Sep 24, 2008

so sick, so sick of being tired, and oh-so-tired of being sick

I'm a mess. My stomach has acted up all day. I blame it on the Sobe Adrenaline I drank right before my Mass Media Ethics class. I'm sleep deprived. I spent six hours on the phone last night, which is something unheard of. I'm not complaining about the conversation, I'm complaining about the lack of sleep I've been getting. I'm stressed. I'm taking school much more serious than I have previously. I want out. I want to be done. I want to move on and get on with the next part of my life. I'm tired of my boring job. I'm tired of being expected to do more because I'm the only male under 30. I'm not happy that I'm not paid more than I am. I'm all for equality, but equality means just that.

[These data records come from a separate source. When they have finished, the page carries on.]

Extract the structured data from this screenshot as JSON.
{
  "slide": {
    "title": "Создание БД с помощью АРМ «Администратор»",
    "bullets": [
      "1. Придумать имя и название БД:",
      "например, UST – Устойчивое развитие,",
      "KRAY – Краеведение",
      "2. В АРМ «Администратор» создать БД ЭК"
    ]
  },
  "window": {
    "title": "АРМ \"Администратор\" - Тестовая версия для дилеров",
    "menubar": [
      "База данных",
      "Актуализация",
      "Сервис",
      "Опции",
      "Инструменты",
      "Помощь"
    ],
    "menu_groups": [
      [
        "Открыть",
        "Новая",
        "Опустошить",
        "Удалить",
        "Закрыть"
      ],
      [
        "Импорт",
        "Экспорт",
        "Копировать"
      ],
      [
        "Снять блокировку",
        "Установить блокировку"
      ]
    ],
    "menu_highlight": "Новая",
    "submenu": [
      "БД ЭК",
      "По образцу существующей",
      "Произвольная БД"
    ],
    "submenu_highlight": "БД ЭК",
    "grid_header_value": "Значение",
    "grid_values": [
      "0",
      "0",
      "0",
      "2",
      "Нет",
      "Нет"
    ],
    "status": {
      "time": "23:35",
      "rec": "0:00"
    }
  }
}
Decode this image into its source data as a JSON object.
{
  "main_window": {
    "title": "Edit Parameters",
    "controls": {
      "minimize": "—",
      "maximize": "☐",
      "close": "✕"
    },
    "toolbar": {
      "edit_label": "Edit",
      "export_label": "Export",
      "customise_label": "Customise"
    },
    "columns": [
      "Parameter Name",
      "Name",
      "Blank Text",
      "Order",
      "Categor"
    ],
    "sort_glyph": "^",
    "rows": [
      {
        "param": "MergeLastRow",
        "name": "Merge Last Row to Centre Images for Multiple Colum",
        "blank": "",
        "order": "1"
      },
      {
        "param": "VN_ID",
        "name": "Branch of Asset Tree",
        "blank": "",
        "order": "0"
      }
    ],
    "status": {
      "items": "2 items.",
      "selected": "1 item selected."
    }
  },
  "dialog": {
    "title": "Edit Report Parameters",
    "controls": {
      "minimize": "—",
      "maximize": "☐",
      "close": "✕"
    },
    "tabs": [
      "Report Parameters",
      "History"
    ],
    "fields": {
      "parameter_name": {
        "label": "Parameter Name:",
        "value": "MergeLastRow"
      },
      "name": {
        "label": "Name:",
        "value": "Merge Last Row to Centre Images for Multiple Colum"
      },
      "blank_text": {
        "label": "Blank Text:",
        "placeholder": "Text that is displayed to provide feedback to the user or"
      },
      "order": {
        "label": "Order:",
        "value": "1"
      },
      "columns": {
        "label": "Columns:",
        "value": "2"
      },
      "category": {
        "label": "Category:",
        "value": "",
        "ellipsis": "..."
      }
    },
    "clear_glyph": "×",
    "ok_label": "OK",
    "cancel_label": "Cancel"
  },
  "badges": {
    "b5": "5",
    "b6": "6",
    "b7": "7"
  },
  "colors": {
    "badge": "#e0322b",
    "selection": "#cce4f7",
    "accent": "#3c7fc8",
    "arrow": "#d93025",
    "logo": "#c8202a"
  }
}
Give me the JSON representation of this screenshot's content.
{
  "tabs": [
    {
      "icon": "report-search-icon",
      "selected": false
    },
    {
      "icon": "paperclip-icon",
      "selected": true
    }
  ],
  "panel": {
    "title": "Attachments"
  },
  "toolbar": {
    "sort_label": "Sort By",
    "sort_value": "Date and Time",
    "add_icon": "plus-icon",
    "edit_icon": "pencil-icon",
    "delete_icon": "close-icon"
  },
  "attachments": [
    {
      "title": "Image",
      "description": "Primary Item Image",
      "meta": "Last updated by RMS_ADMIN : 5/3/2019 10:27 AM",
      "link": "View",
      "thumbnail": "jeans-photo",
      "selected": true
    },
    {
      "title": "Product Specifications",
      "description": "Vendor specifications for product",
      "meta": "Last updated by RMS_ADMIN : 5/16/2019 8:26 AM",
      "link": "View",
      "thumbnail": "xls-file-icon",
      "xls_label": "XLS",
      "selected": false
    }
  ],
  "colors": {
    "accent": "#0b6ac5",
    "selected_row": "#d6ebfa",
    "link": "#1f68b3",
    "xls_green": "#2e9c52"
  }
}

I'm not expecting women to do the jobs I do, but I do expect to be compensated the way I should be compensated. It won't happen. If it weren't for health benefits I'd probably quit. I'm tired of Randy Moss ruining my fantasy team. I know Tom Brady is out, but he needs to prove that it was him, and not Tom, that made last year's Patriots so dominant. Two fantasy points are not going to cut it. I'm sick of the same three song's I've been listening to the last three weeks. I'm sick of Sarah Palin's face.

Final Summation:
I'm sick of being sick. I'm tired of being tired. I'm sick of ranting. It gets me nowhere. It doesn't comfort me. It doesn't calm me. It infuriates me more. Ugh...

At least I have a couple things going for me.